No último capítulo, a Autora traz uma importante contribuição à elucidação do aparecimento da industrialização de Brusque, contestando Emílio Willems, que acreditava na origem artesanal das indústrias. A realidade, levantada pela Autora, é outra. No inicio da colonização o artesanato era apenas uma atividade suplementar dos colonos, forçados a depender de uma economia estritamente familiar. Pela exposição de fatos; a Autora exclui a hipótese do artesanato ter gerado ou até contribuído para a industrialização. A implantação da indústria têxtil em Brusque a partir de 1892, teve como fator relevante a tentativa do sr. Carlos Renaux de produzir e revender tecidos em sua venda, fabricados por ele mesmo. Como vendeiro desde 1883, tinha condições de garantir um mercado seguro. Ainda dois aspectos que marcaram a implantação da indústria têxtil dizem respeito ao capital investigo à mão-de-obra empregada. Os vendeiros eram únicos que tinham condições de acumular vasto capital. A presença de tecelões poloneses de Lodz na colônia, que foram convidados pelo Sr. Renaux a trabalhar na instalação da indústria, foi coincidência fortuita.

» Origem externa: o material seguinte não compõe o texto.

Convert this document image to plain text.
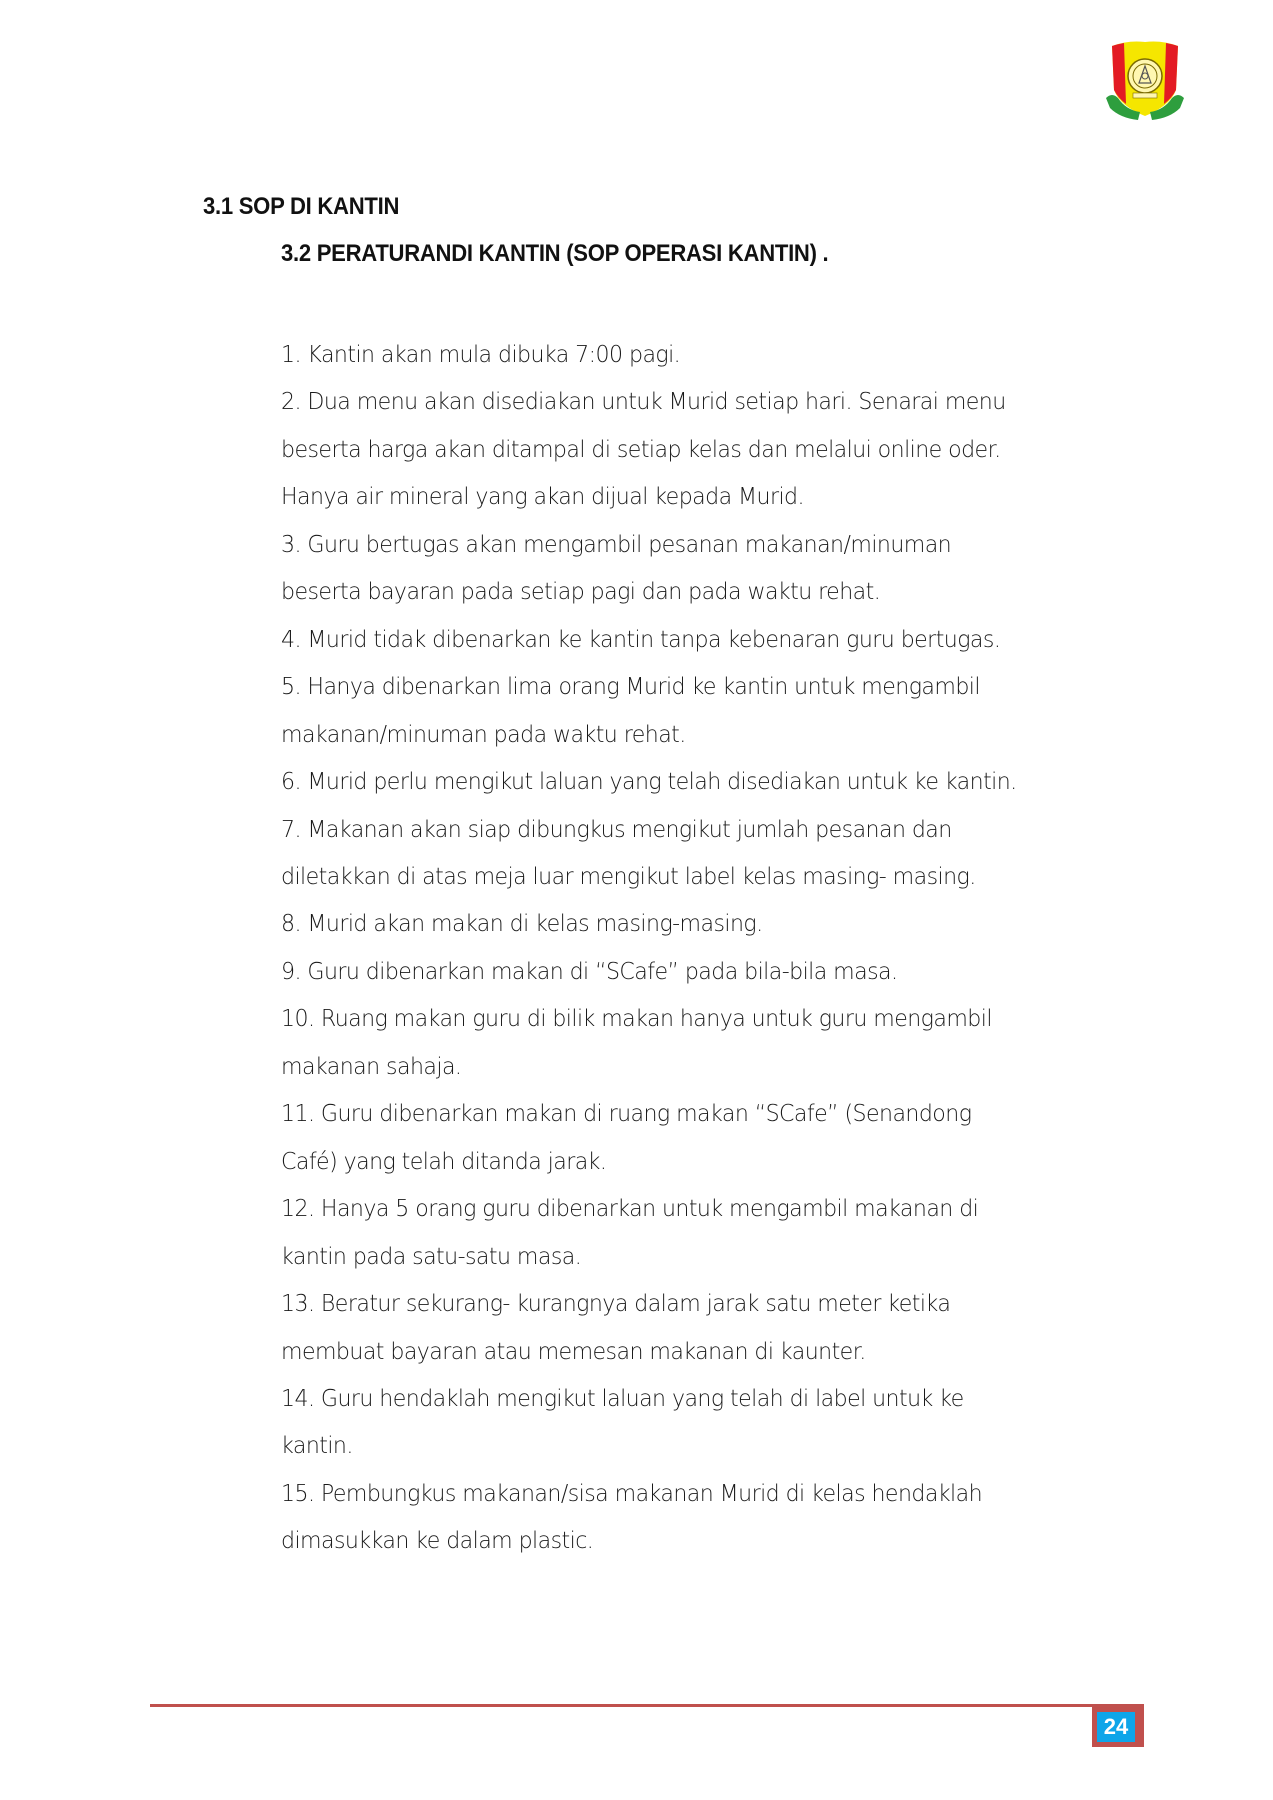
3.1 SOP DI KANTIN
3.2 PERATURANDI KANTIN (SOP OPERASI KANTIN) .
1. Kantin akan mula dibuka 7:00 pagi.
2. Dua menu akan disediakan untuk Murid setiap hari. Senarai menu
beserta harga akan ditampal di setiap kelas dan melalui online oder.
Hanya air mineral yang akan dijual kepada Murid.
3. Guru bertugas akan mengambil pesanan makanan/minuman
beserta bayaran pada setiap pagi dan pada waktu rehat.
4. Murid tidak dibenarkan ke kantin tanpa kebenaran guru bertugas.
5. Hanya dibenarkan lima orang Murid ke kantin untuk mengambil
makanan/minuman pada waktu rehat.
6. Murid perlu mengikut laluan yang telah disediakan untuk ke kantin.
7. Makanan akan siap dibungkus mengikut jumlah pesanan dan
diletakkan di atas meja luar mengikut label kelas masing- masing.
8. Murid akan makan di kelas masing-masing.
9. Guru dibenarkan makan di “SCafe” pada bila-bila masa.
10. Ruang makan guru di bilik makan hanya untuk guru mengambil
makanan sahaja.
11. Guru dibenarkan makan di ruang makan “SCafe” (Senandong
Café) yang telah ditanda jarak.
12. Hanya 5 orang guru dibenarkan untuk mengambil makanan di
kantin pada satu-satu masa.
13. Beratur sekurang- kurangnya dalam jarak satu meter ketika
membuat bayaran atau memesan makanan di kaunter.
14. Guru hendaklah mengikut laluan yang telah di label untuk ke
kantin.
15. Pembungkus makanan/sisa makanan Murid di kelas hendaklah
dimasukkan ke dalam plastic.
24
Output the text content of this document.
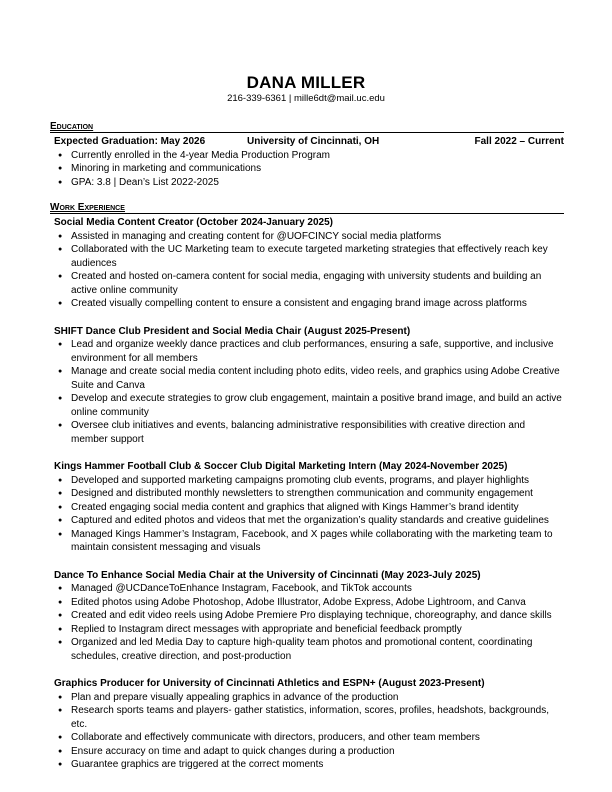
DANA MILLER
216-339-6361 | mille6dt@mail.uc.edu
Education
Expected Graduation: May 2026	University of Cincinnati, OH	Fall 2022 – Current
● Currently enrolled in the 4-year Media Production Program
● Minoring in marketing and communications
● GPA: 3.8 | Dean’s List 2022-2025
Work Experience
Social Media Content Creator (October 2024-January 2025)
● Assisted in managing and creating content for @UOFCINCY social media platforms
● Collaborated with the UC Marketing team to execute targeted marketing strategies that effectively reach key audiences
● Created and hosted on-camera content for social media, engaging with university students and building an active online community
● Created visually compelling content to ensure a consistent and engaging brand image across platforms
SHIFT Dance Club President and Social Media Chair (August 2025-Present)
● Lead and organize weekly dance practices and club performances, ensuring a safe, supportive, and inclusive environment for all members
● Manage and create social media content including photo edits, video reels, and graphics using Adobe Creative Suite and Canva
● Develop and execute strategies to grow club engagement, maintain a positive brand image, and build an active online community
● Oversee club initiatives and events, balancing administrative responsibilities with creative direction and member support
Kings Hammer Football Club & Soccer Club Digital Marketing Intern (May 2024-November 2025)
● Developed and supported marketing campaigns promoting club events, programs, and player highlights
● Designed and distributed monthly newsletters to strengthen communication and community engagement
● Created engaging social media content and graphics that aligned with Kings Hammer’s brand identity
● Captured and edited photos and videos that met the organization’s quality standards and creative guidelines
● Managed Kings Hammer’s Instagram, Facebook, and X pages while collaborating with the marketing team to maintain consistent messaging and visuals
Dance To Enhance Social Media Chair at the University of Cincinnati (May 2023-July 2025)
● Managed @UCDanceToEnhance Instagram, Facebook, and TikTok accounts
● Edited photos using Adobe Photoshop, Adobe Illustrator, Adobe Express, Adobe Lightroom, and Canva
● Created and edit video reels using Adobe Premiere Pro displaying technique, choreography, and dance skills
● Replied to Instagram direct messages with appropriate and beneficial feedback promptly
● Organized and led Media Day to capture high-quality team photos and promotional content, coordinating schedules, creative direction, and post-production
Graphics Producer for University of Cincinnati Athletics and ESPN+ (August 2023-Present)
● Plan and prepare visually appealing graphics in advance of the production
● Research sports teams and players- gather statistics, information, scores, profiles, headshots, backgrounds, etc.
● Collaborate and effectively communicate with directors, producers, and other team members
● Ensure accuracy on time and adapt to quick changes during a production
● Guarantee graphics are triggered at the correct moments
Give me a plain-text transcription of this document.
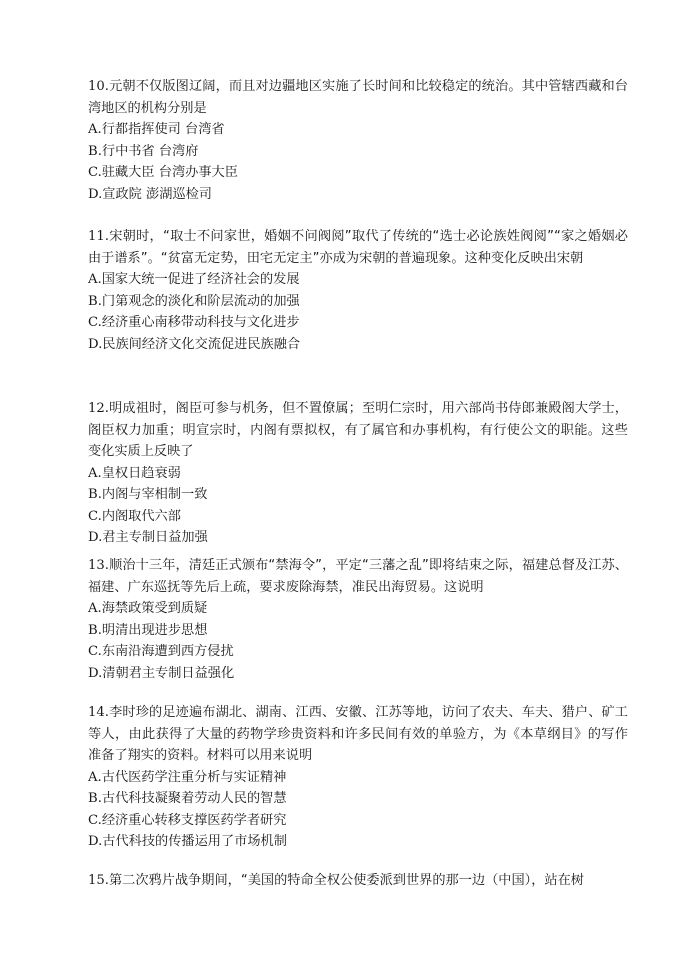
10.元朝不仅版图辽阔，而且对边疆地区实施了长时间和比较稳定的统治。其中管辖西藏和台湾地区的机构分别是

A.行都指挥使司 台湾省
B.行中书省 台湾府
C.驻藏大臣 台湾办事大臣
D.宣政院 澎湖巡检司

11.宋朝时，“取士不问家世，婚姻不问阀阅”取代了传统的“选士必论族姓阀阅”“家之婚姻必由于谱系”。“贫富无定势，田宅无定主”亦成为宋朝的普遍现象。这种变化反映出宋朝

A.国家大统一促进了经济社会的发展
B.门第观念的淡化和阶层流动的加强
C.经济重心南移带动科技与文化进步
D.民族间经济文化交流促进民族融合

12.明成祖时，阁臣可参与机务，但不置僚属；至明仁宗时，用六部尚书侍郎兼殿阁大学士，阁臣权力加重；明宣宗时，内阁有票拟权，有了属官和办事机构，有行使公文的职能。这些变化实质上反映了

A.皇权日趋衰弱
B.内阁与宰相制一致
C.内阁取代六部
D.君主专制日益加强

13.顺治十三年，清廷正式颁布“禁海令”，平定“三藩之乱”即将结束之际，福建总督及江苏、福建、广东巡抚等先后上疏，要求废除海禁，准民出海贸易。这说明

A.海禁政策受到质疑
B.明清出现进步思想
C.东南沿海遭到西方侵扰
D.清朝君主专制日益强化

14.李时珍的足迹遍布湖北、湖南、江西、安徽、江苏等地，访问了农夫、车夫、猎户、矿工等人，由此获得了大量的药物学珍贵资料和许多民间有效的单验方，为《本草纲目》的写作准备了翔实的资料。材料可以用来说明

A.古代医药学注重分析与实证精神
B.古代科技凝聚着劳动人民的智慧
C.经济重心转移支撑医药学者研究
D.古代科技的传播运用了市场机制

15.第二次鸦片战争期间，“美国的特命全权公使委派到世界的那一边（中国），站在树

Três foram as causas determinantes, segundo os estudos da SEYFERTH (p. 127) da industrialização de Brusque com base na tecelagem: 1. a existência de capital local garantido pelo comércio, 2. a potencialidade de um mercado consumidor na região; 3. a existência de mão-de-obra aproveitável entre os agricultores, reforçada pela presença de alguns artífices especializados na fabricação de tecidos, que funcionaram como orientadores dos demais. É importante ainda atentarmos para as duas fases ocorridas no processo de desenvolvimento econômico de Brusque, após o início da industrialização: a primeira, que abrange o período de 1892 a 1930, caracteriza-se pela predominância de atividade agrícola sobre a industrial. O número de operários ainda não é muito grande em relação aos agricultores. A segunda fase da economia brusquense é marcada pela predominância das atividades industriais sobre as agrícolas a partir dá Segunda Guerra Mundial. A proletarização é maior, sentida através dos expressivos aumentos: de 1561 operários que havia em 1937, passaram a ser 3.680 em 1950.

O excelente trabalho da antropóloga e historiadora Giralda Seyferth constitui-se num enriquecimento valioso para a bibliografia das Ciências Sociais especialmente no tangente às imigrações alemã no Brasil.

(*) Giralda Seyferth Editora Movimento e Sociedade Amigos de Brusque, Porto Alegre, 1974.